While the U.S. was giddy with excitement over the Bicentennial celebrations in 1976, a nerdy young man named Steve Jobs was overwhelmed by a more cumbersome element: his homemade computer. That year Jobs and fellow computer geek, Steve Wozniak, built the Apple 1 – the first computer their fledgling Apple company ever built and one of the first desk-top computers the world had seen. Looking at the contraption now, it resembles a lie-detector device, or perhaps something used in Iraqi prisons. No matter though: one of the computers sold at a Christie’s auction earlier this month for $387,750.

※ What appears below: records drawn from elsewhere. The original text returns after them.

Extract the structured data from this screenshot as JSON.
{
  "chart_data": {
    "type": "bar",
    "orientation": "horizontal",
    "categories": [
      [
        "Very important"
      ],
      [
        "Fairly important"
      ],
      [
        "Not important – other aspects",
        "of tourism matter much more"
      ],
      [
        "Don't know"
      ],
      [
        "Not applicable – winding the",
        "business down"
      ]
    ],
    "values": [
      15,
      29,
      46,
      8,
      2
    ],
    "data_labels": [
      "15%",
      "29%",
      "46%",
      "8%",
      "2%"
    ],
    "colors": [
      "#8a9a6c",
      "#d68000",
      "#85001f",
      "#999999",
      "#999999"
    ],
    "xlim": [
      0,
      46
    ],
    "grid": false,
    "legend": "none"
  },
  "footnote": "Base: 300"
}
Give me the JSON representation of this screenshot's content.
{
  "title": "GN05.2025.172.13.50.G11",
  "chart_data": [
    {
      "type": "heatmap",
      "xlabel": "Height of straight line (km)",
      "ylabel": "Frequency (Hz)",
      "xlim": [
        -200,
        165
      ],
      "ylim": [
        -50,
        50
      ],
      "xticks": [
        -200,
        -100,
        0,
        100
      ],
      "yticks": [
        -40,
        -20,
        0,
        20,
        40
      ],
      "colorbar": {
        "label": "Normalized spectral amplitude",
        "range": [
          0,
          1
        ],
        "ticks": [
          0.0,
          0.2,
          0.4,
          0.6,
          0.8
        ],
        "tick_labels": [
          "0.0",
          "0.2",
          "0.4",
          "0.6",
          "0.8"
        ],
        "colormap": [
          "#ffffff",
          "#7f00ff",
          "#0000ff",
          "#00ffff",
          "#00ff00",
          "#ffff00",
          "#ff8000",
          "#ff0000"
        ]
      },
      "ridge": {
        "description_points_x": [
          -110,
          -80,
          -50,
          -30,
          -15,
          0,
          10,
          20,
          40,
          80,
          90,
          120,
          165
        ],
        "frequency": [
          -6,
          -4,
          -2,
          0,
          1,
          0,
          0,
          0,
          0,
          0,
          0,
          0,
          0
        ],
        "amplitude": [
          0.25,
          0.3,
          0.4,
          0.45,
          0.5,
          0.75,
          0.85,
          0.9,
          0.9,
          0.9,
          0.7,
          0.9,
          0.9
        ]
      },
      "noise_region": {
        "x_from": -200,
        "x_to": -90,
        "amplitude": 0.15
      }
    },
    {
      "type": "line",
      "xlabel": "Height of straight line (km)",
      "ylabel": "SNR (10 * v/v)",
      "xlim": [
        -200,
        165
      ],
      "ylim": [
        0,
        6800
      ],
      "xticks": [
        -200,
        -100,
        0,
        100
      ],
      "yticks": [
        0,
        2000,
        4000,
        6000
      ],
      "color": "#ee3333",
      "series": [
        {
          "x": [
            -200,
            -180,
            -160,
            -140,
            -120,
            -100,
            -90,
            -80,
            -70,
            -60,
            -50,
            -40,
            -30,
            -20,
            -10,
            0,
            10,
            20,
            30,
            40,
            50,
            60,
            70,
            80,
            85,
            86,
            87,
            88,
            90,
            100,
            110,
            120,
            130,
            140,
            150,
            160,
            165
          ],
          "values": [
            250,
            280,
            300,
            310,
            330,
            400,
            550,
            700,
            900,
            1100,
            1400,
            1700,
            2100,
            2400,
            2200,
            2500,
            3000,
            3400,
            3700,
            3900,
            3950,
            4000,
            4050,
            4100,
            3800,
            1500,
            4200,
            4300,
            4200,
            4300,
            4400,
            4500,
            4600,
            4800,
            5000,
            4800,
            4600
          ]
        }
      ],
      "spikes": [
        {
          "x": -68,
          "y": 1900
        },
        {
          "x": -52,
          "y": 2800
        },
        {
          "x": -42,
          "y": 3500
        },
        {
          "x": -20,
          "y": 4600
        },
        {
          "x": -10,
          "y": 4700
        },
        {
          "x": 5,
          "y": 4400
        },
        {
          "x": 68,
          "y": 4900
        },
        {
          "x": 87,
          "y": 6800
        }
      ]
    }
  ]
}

Bolaffi, an Italian company that collects just about anything odd and / or vintage, purchased the machine from a retired school psychologist. Early Apple products have become hot items on the auction circuit since the death of Jobs in October 2011. In May, an Apple 1 sold at a German auction house for the equivalent of $671,400. There’s no word yet on whether Bolaffi will try to restore its Apple 1 to its former glory, or just put it on a table beneath a glass case. In a way, it bothers me that, years from now, school children will ogle at these things – considering when I was in school, we stared in wonder at 2,000-year-old pottery.
Oddly, I had one of those. Now? Wish I had saved it.
My first was a commodore 16. Well, it was actually a ZX81 but my dad broke it before we could use it.